Investor sentiment remains upbeat for Indian office markets 

While global institutional investment in the Indian office markets have remained strong over the past decade, the successful debut of REITs on the Indian bourses has fuelled further appetite for asset acquisition in the commercial office segment. While the pandemic will alter investment philosophies, the investors continue to repose faith in Indian real estate, given the high value and growth metrics that the market offers. Increasing institutional ownership and continued interest in the commercial segment is a strong testament to that.  

In what is a reiteration of investor confidence in the long-term resilience of the office markets and India in particular, Brookfield Asset Management recently bought 12.5 msf of Bengaluru-based RMZ Corp's commercial asset portfolio for USD 2 billion, among one of the biggest such deals recently.
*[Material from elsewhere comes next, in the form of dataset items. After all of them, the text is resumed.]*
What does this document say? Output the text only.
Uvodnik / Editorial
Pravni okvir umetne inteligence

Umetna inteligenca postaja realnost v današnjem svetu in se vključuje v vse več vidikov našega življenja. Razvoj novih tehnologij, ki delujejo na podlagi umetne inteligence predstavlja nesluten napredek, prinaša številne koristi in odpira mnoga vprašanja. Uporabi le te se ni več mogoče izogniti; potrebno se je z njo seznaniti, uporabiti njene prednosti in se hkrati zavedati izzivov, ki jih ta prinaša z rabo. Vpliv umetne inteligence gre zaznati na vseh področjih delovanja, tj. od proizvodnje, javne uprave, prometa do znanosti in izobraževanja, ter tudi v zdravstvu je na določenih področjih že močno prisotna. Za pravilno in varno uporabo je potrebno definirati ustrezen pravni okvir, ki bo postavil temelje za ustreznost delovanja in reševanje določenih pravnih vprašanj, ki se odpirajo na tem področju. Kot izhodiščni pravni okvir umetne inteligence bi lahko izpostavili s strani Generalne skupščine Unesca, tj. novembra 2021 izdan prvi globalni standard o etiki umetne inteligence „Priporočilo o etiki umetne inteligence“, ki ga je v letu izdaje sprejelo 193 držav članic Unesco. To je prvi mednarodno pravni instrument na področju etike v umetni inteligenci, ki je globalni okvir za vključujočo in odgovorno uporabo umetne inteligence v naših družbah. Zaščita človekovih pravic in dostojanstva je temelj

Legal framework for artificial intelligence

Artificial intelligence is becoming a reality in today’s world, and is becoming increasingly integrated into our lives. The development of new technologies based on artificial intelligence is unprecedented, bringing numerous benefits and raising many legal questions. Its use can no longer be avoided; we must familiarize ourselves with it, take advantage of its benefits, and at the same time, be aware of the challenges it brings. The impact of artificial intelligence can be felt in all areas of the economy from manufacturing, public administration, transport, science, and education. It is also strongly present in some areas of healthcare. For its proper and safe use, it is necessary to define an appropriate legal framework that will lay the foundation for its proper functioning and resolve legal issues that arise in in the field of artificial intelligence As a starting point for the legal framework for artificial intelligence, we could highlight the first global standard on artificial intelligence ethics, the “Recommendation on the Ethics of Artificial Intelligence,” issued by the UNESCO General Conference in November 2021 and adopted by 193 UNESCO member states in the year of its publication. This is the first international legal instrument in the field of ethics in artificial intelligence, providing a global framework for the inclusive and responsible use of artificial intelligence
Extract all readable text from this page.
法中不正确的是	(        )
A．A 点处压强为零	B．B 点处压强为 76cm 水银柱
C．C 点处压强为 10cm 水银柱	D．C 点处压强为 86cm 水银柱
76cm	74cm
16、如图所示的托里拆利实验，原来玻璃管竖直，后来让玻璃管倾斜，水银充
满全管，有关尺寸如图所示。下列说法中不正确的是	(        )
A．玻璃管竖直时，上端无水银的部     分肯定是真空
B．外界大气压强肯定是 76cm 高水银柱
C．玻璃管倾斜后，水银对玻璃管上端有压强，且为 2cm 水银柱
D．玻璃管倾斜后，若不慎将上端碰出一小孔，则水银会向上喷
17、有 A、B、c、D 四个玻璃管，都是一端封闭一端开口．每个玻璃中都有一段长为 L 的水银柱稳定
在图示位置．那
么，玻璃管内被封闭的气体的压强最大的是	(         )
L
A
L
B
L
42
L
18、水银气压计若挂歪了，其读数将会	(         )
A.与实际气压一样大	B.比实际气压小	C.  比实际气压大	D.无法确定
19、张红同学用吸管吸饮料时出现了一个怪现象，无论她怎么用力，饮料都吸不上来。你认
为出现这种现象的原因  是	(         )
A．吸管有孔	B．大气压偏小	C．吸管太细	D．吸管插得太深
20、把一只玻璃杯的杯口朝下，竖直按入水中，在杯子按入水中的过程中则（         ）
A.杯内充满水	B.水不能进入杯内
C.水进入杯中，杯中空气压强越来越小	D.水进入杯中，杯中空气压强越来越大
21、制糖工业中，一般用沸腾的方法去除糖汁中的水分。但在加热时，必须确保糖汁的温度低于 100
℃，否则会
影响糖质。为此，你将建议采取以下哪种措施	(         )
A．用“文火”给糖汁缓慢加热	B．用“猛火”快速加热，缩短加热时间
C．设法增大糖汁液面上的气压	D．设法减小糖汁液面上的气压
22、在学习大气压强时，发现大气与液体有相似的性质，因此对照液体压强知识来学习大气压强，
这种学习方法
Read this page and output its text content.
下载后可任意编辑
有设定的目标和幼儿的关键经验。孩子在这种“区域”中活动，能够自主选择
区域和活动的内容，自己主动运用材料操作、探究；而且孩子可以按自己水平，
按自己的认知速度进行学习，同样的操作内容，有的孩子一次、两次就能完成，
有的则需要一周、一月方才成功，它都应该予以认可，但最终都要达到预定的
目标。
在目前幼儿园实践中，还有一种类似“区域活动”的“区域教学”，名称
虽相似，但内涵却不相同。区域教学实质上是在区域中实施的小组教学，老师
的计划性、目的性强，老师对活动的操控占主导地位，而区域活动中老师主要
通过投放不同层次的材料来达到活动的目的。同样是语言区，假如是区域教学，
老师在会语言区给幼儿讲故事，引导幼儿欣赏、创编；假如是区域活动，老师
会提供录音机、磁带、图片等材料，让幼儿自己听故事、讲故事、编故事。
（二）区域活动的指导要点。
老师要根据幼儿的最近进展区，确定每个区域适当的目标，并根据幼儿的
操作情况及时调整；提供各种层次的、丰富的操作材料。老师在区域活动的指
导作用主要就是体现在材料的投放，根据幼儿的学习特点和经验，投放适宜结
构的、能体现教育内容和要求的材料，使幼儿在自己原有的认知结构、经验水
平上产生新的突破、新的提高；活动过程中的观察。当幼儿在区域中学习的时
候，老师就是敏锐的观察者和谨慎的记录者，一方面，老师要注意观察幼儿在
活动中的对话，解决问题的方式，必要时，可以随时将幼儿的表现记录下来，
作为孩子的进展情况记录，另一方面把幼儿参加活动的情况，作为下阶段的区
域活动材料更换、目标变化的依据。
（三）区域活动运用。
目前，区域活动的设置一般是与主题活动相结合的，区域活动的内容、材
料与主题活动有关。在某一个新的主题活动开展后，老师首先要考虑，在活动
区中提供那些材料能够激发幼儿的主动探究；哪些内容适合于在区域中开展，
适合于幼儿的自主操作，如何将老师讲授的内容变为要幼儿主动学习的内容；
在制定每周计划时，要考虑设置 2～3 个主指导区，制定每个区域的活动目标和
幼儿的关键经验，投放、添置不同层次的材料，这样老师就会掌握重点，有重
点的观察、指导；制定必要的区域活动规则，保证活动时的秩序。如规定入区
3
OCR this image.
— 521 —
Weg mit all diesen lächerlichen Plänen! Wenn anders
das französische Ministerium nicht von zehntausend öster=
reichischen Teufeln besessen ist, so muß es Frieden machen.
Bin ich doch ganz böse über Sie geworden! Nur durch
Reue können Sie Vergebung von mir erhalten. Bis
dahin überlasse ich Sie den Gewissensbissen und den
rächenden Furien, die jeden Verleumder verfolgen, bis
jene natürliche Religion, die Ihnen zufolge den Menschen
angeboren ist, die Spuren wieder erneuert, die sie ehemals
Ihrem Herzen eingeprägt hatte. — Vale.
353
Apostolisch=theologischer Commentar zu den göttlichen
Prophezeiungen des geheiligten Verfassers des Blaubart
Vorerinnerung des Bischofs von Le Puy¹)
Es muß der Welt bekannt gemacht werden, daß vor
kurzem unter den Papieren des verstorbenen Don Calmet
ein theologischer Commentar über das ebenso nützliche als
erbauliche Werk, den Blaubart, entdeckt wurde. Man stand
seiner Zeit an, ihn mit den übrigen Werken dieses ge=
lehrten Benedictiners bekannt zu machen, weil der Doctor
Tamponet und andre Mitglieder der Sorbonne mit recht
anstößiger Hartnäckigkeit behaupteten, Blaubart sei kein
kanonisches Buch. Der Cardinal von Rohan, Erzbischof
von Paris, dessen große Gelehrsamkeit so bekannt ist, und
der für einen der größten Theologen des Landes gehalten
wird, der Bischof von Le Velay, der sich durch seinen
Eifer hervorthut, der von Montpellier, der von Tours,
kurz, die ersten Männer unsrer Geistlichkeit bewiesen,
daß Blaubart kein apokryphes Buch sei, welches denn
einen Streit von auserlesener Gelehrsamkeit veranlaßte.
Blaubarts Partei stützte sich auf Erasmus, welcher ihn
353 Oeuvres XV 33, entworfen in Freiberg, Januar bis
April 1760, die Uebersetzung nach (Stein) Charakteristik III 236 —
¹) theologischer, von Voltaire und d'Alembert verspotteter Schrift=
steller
Another Bengaluru-based developer, Prestige is also in talks with Blackstone to sell its commercial assets, including offices, retail and hotels for around USD 1.3 billion. 

Following the successful Embassy REIT listing, K Raheja Corp’s REIT offering was over-subscribed by 13 times. Brookfield is also preparing a REIT listing by the end of the year. Others are waiting in the wings as well. 

At a time when the disruption in the office markets is being discussed globally and most established economies see a loner road to recovery, these developments in the Indian office markets clearly enunciate that India will be at the forefront of recovery in this segment and will emerge stronger as a clear favourite among office destinations in the region. 

Even as the near-term outlook still remains slightly fragile and the road to recovery seems a little longer, it will serve us well to bear in mind that the global office markets emerged stronger in the wake of the GFC, albeit at varying degrees and there is no reason, when the pandemic is behind us, that the same will not be repeated again. Trends may change but the fundamentals remain intact.